It is not uncommon for 501(c)(3) non-profit organizations, large and small, to have money making opportunities during their existence. For instance, a larger non-profit organization may have a talented IT department that creates software to benefit the organization, but which can later be marketed to other organizations. In addition, a non-profit organization may receive a bequest of income producing property. Since 501(c)(3) non-profit organizations must be created and operated exclusively for charitable purposes, and not to generate profits, should these organizations ignore these opportunities and miss out on the income that could benefit their just causes, or can they take action? The short answer is that action can be taken but with caution.

There are several risks for non-profit organizations engaging in money making operations. First and foremost, non-profit organizations do not want to lose their 501(c)(3) status since the Internal Revenue Code provides that an organization is only exempt from federal income taxation if it is organized and operated exclusively for charitable and educational purposes. It is important to note that the organization must be organized and operated for the charitable purpose and therefore, if one of these is not met, the organization is not tax exempt.

The Internal Revenue Code does provide that an organization may still meet this test if the operation of the trade or business is in furtherance of the organization’s exempt purpose and if the organization is not organized for the primary purpose of carrying on an unrelated trade or business. However, the Internal Revenue Code also imposes a tax on the "unrelated business taxable income" of organizations otherwise exempt from federal tax under Section 501. Since "unrelated business taxable income" does not include dividends, the most common approach is for non-profit organizations to form for a profit subsidiary to pursue the business opportunity that is unrelated to the organizations charitable or educational purpose.

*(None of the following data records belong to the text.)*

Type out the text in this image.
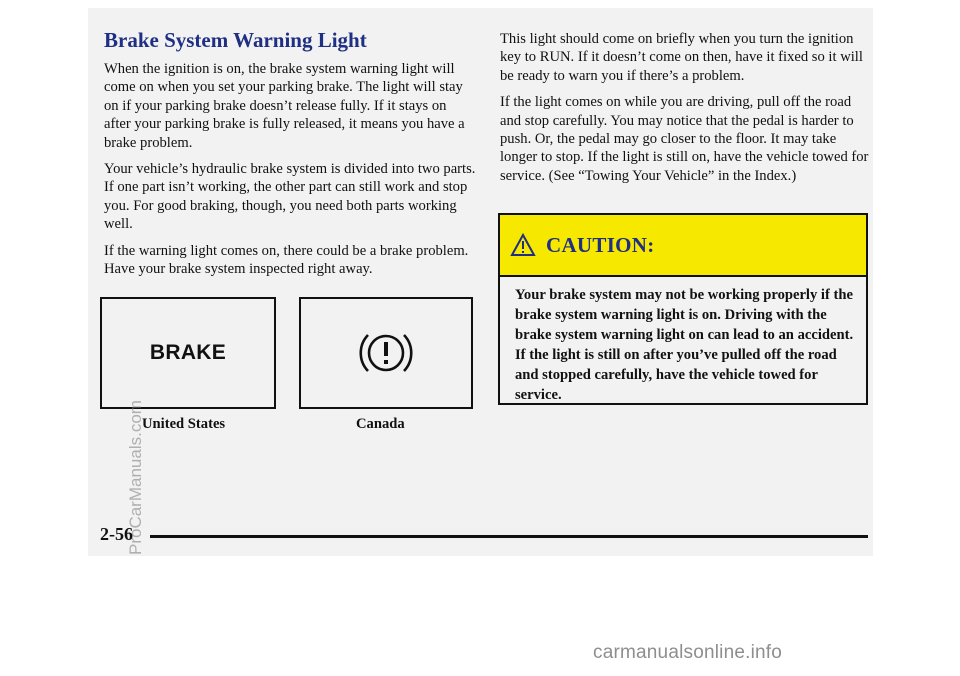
Brake System Warning Light

When the ignition is on, the brake system warning light will come on when you set your parking brake. The light will stay on if your parking brake doesn’t release fully. If it stays on after your parking brake is fully released, it means you have a brake problem.

Your vehicle’s hydraulic brake system is divided into two parts. If one part isn’t working, the other part can still work and stop you. For good braking, though, you need both parts working well.

If the warning light comes on, there could be a brake problem. Have your brake system inspected right away.

BRAKE
United States	Canada

This light should come on briefly when you turn the ignition key to RUN. If it doesn’t come on then, have it fixed so it will be ready to warn you if there’s a problem.

If the light comes on while you are driving, pull off the road and stop carefully. You may notice that the pedal is harder to push. Or, the pedal may go closer to the floor. It may take longer to stop. If the light is still on, have the vehicle towed for service. (See “Towing Your Vehicle” in the Index.)

CAUTION:
Your brake system may not be working properly if the brake system warning light is on. Driving with the brake system warning light on can lead to an accident. If the light is still on after you’ve pulled off the road and stopped carefully, have the vehicle towed for service.
2-56
ProCarManuals.com
carmanualsonline.info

Of course, this does not mean that the income producing opportunity is not taxable. Since dividends are made out of the after-tax earnings of for-profit companies, the Internal Revenue Service allows distributions (or dividends) to be made to 501(c)(3) organizations while preserving their exempt status. That is, the for-profit entity pays taxes just like any other for-profit organization, and then the for-profit entity makes distributions to its parent, the non-profit organization. Another benefit to this approach is that the non-profit parent organizations can benefit from certain protections afforded by the limited liability laws of the various states by organizing separate legal entities to engage in the opportunity.

While forming a for-profit subsidiary is the most common approach, it is important to note that simply forming a subsidiary to run a for-profit operation will not by itself protect the tax-exempt status of a non-profit organization. The Federal Regulations provide that whether a non-profit organization can maintain its tax-exempt status will be decided on a case-by-case basis.